The large rooftop system is unique in that it’s actually a ground-mount refurbished to fit on top of the building. HatiCon Solar, an Ontario, Calif.-based mounting and racking manufacturer, produces systems for pitched roofs, flat roofs and ground, but found its all-aluminum, ground-mount the most ideal for the Bullitt Center. Additional testing and certification was needed — the city had to approve the solar panels to extend out over the sidewalk — but HatiCon Solar’s involvement in the ground-breaking project was fairly uncomplicated.

HatiCon Solar founded in 2009 and has more than 100 MW of product in the ground in the United States thus far. Each system uses pre-assembled components and few parts to provide a quick installation, including universal module clamps that slide and click onto structural rails. HatiCon Solar systems are all-aluminum (except for stainless steel hardware and ground posts), which provides an even greener product for customers.

“At the end of the project’s life, [the mounting/racking system] is 98 percent recyclable,” says Eduardo Lainez, sales and marketing coordinator. “If you’re doing a large ground-mount installation and you’re looking at an ROI of a few years, at the end of life of the whole project, instead of getting 10 cents on the dollar for a steel-structure system, you’re getting closer to 70 to 90 cents on the dollar for an aluminum system. You’re actually generating some money on the backend, which is nice.”

HatiCon Solar’s mounting systems are very flexible, and Lainez says the company has found itself doing a lot of odd projects — the Bullitt Center being maybe the oddest. The HatiCon Solar ground-mount product was reconfigured to be placed on the roof of the six-story building.

 HatiCon Solar installed a ground-mount system on the roof of the six-story Bullitt Center in Seattle.  Photos courtesy of John Stamets.

HatiCon Solar installed a ground-mount system on the roof of the six-story Bullitt Center in Seattle.
Photos courtesy of John Stamets.

“The roof in particular could take a really strong point load, so you could do large spans,” Lainez says of the Bullitt project. “It’s more like BIPV than a stand-alone system on top. They needed a specific flush look. They were looking for an aesthetic look, so we modified our system.”

Assembly of the system was done on the roof, as it was easier to move the parts piece by piece. HatiCon modified and tested its existing ground-mount system with new aluminum connections to meet all requirements and building codes.
“We did do additional tests, both for installation and rain to make sure the rain would run off correctly, that the installation would work,” Lainez says. “The rails are extremely light and extremely strong, and the point load on the roof isn’t extremely heavy. There’s that wind strength, and it can take the snow load.”

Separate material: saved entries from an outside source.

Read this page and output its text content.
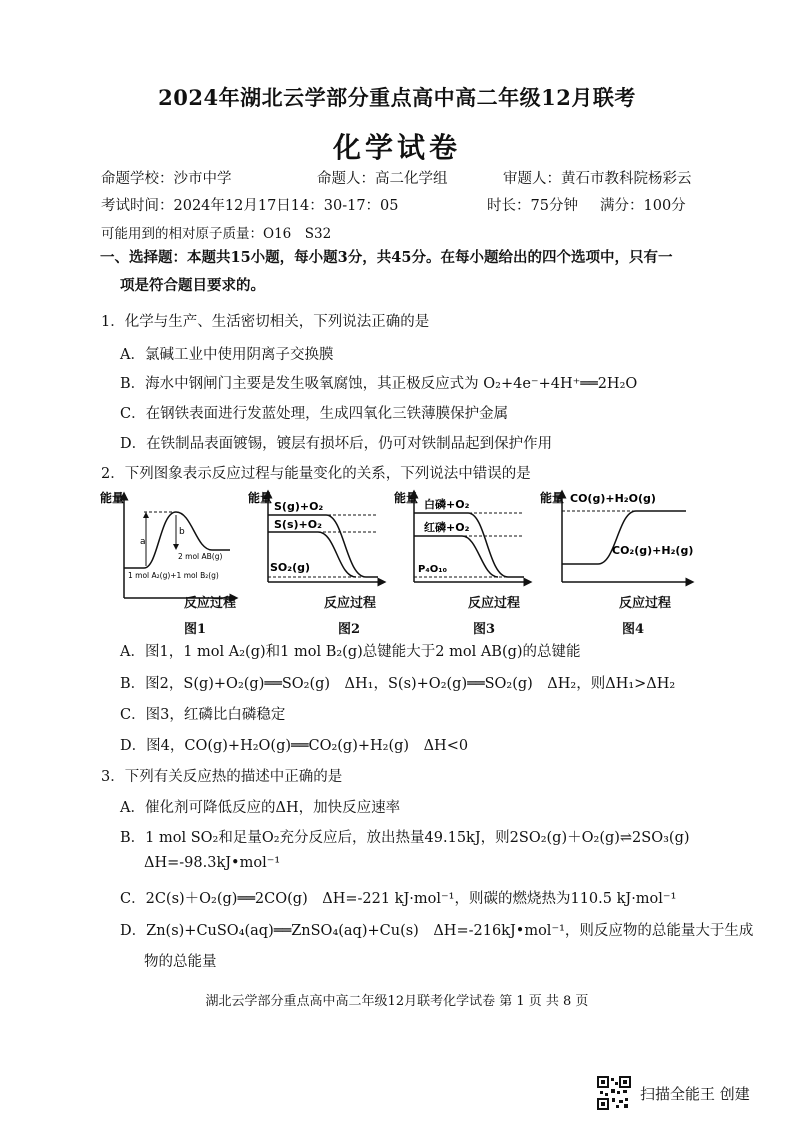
2024年湖北云学部分重点高中高二年级12月联考
化学试卷
命题学校：沙市中学	命题人：高二化学组	审题人：黄石市教科院杨彩云
考试时间：2024年12月17日14：30-17：05	时长：75分钟 满分：100分
可能用到的相对原子质量：O16　S32
一、选择题：本题共15小题，每小题3分，共45分。在每小题给出的四个选项中，只有一
项是符合题目要求的。
1．化学与生产、生活密切相关，下列说法正确的是
A．氯碱工业中使用阴离子交换膜
B．海水中钢闸门主要是发生吸氧腐蚀，其正极反应式为 O₂+4e⁻+4H⁺══2H₂O
C．在钢铁表面进行发蓝处理，生成四氧化三铁薄膜保护金属
D．在铁制品表面镀锡，镀层有损坏后，仍可对铁制品起到保护作用
2．下列图象表示反应过程与能量变化的关系，下列说法中错误的是
能量
a
b
2 mol AB(g)
1 mol A₂(g)+1 mol B₂(g)
能量
S(g)+O₂
S(s)+O₂
SO₂(g)
能量 白磷+O₂
红磷+O₂
P₄O₁₀
能量 CO(g)+H₂O(g)
CO₂(g)+H₂(g)
反应过程	反应过程	反应过程	反应过程
图1	图2	图3	图4
A．图1，1 mol A₂(g)和1 mol B₂(g)总键能大于2 mol AB(g)的总键能
B．图2，S(g)+O₂(g)══SO₂(g)　ΔH₁，S(s)+O₂(g)══SO₂(g)　ΔH₂，则ΔH₁>ΔH₂
C．图3，红磷比白磷稳定
D．图4，CO(g)+H₂O(g)══CO₂(g)+H₂(g)　ΔH<0
3．下列有关反应热的描述中正确的是
A．催化剂可降低反应的ΔH，加快反应速率
B．1 mol SO₂和足量O₂充分反应后，放出热量49.15kJ，则2SO₂(g)＋O₂(g)⇌2SO₃(g)
ΔH=-98.3kJ•mol⁻¹
C．2C(s)＋O₂(g)══2CO(g)　ΔH=-221 kJ·mol⁻¹，则碳的燃烧热为110.5 kJ·mol⁻¹
D．Zn(s)+CuSO₄(aq)══ZnSO₄(aq)+Cu(s)　ΔH=-216kJ•mol⁻¹，则反应物的总能量大于生成
物的总能量
湖北云学部分重点高中高二年级12月联考化学试卷 第 1 页 共 8 页
扫描全能王 创建
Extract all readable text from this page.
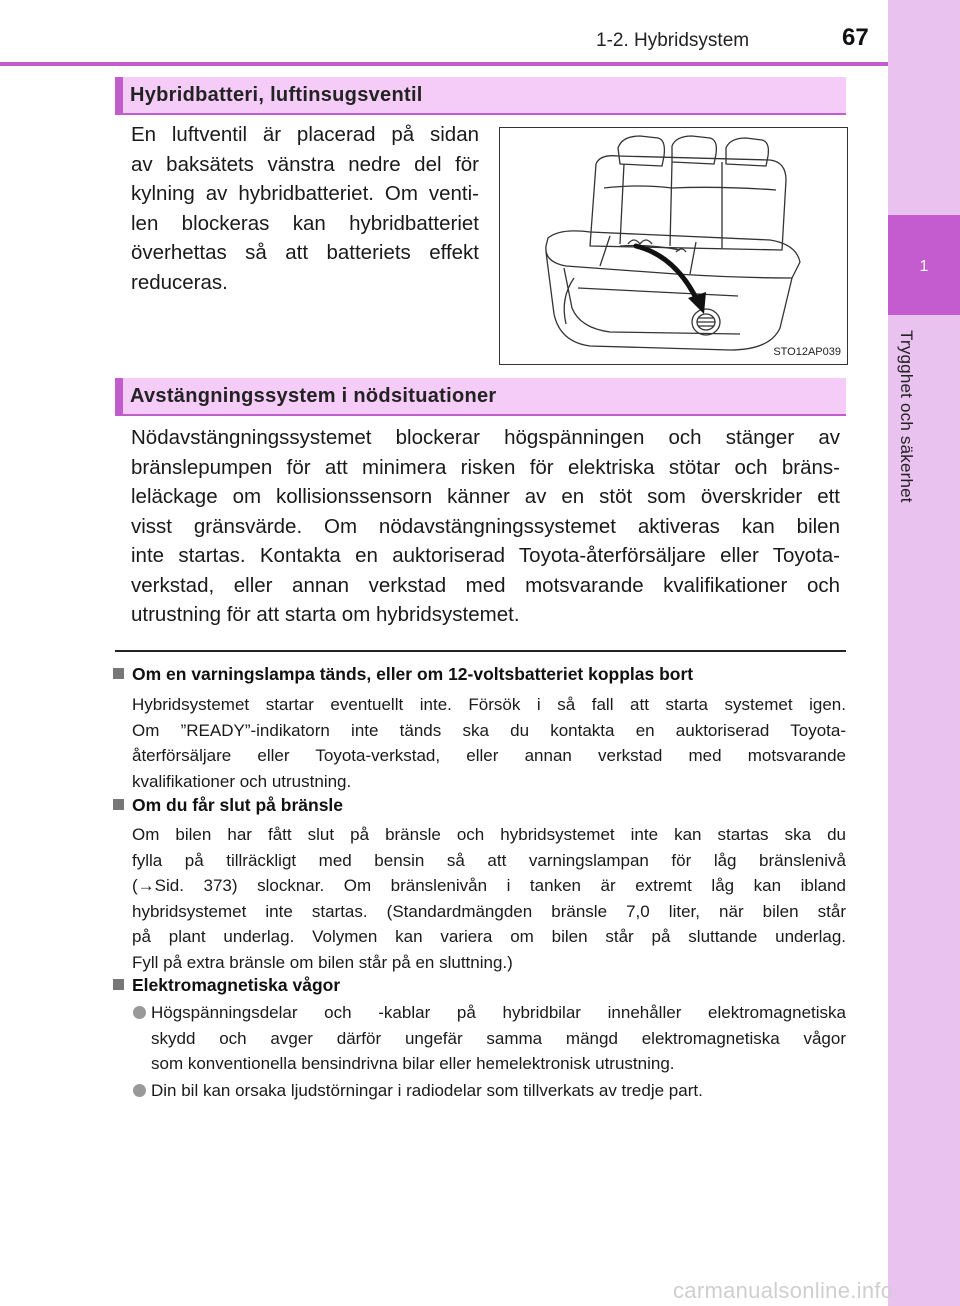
1
Trygghet och säkerhet
1-2. Hybridsystem	67
Hybridbatteri, luftinsugsventil
En luftventil är placerad på sidan
av baksätets vänstra nedre del för
kylning av hybridbatteriet. Om venti-
len blockeras kan hybridbatteriet
överhettas så att batteriets effekt
reduceras.
STO12AP039
Avstängningssystem i nödsituationer
Nödavstängningssystemet blockerar högspänningen och stänger av
bränslepumpen för att minimera risken för elektriska stötar och bräns-
leläckage om kollisionssensorn känner av en stöt som överskrider ett
visst gränsvärde. Om nödavstängningssystemet aktiveras kan bilen
inte startas. Kontakta en auktoriserad Toyota-återförsäljare eller Toyota-
verkstad, eller annan verkstad med motsvarande kvalifikationer och
utrustning för att starta om hybridsystemet.
Om en varningslampa tänds, eller om 12-voltsbatteriet kopplas bort
Hybridsystemet startar eventuellt inte. Försök i så fall att starta systemet igen.
Om ”READY”-indikatorn inte tänds ska du kontakta en auktoriserad Toyota-
återförsäljare eller Toyota-verkstad, eller annan verkstad med motsvarande
kvalifikationer och utrustning.
Om du får slut på bränsle
Om bilen har fått slut på bränsle och hybridsystemet inte kan startas ska du
fylla på tillräckligt med bensin så att varningslampan för låg bränslenivå
(→Sid. 373) slocknar. Om bränslenivån i tanken är extremt låg kan ibland
hybridsystemet inte startas. (Standardmängden bränsle 7,0 liter, när bilen står
på plant underlag. Volymen kan variera om bilen står på sluttande underlag.
Fyll på extra bränsle om bilen står på en sluttning.)
Elektromagnetiska vågor
Högspänningsdelar och -kablar på hybridbilar innehåller elektromagnetiska
skydd och avger därför ungefär samma mängd elektromagnetiska vågor
som konventionella bensindrivna bilar eller hemelektronisk utrustning.
Din bil kan orsaka ljudstörningar i radiodelar som tillverkats av tredje part.
carmanualsonline.info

The 242-kW system should produce more than enough energy for the Bullitt Center year-round. With super-insulated walls, a highly efficient heating and cooling system and the large windows, less electricity is needed to heat and cool the building and keep it lit up. Large electricity suckers, like computers, servers and other office equipment, are put on an energy limit. Tenants of the building can swap unused portions of their energy budget to other tenants, thus sharing the center’s full range of benefits.

Solar power makes up a small portion of the Bullitt Center, but it’s making a huge presence in producing a net-zero building, thanks to HatiCon Solar’s innovative mounting solution.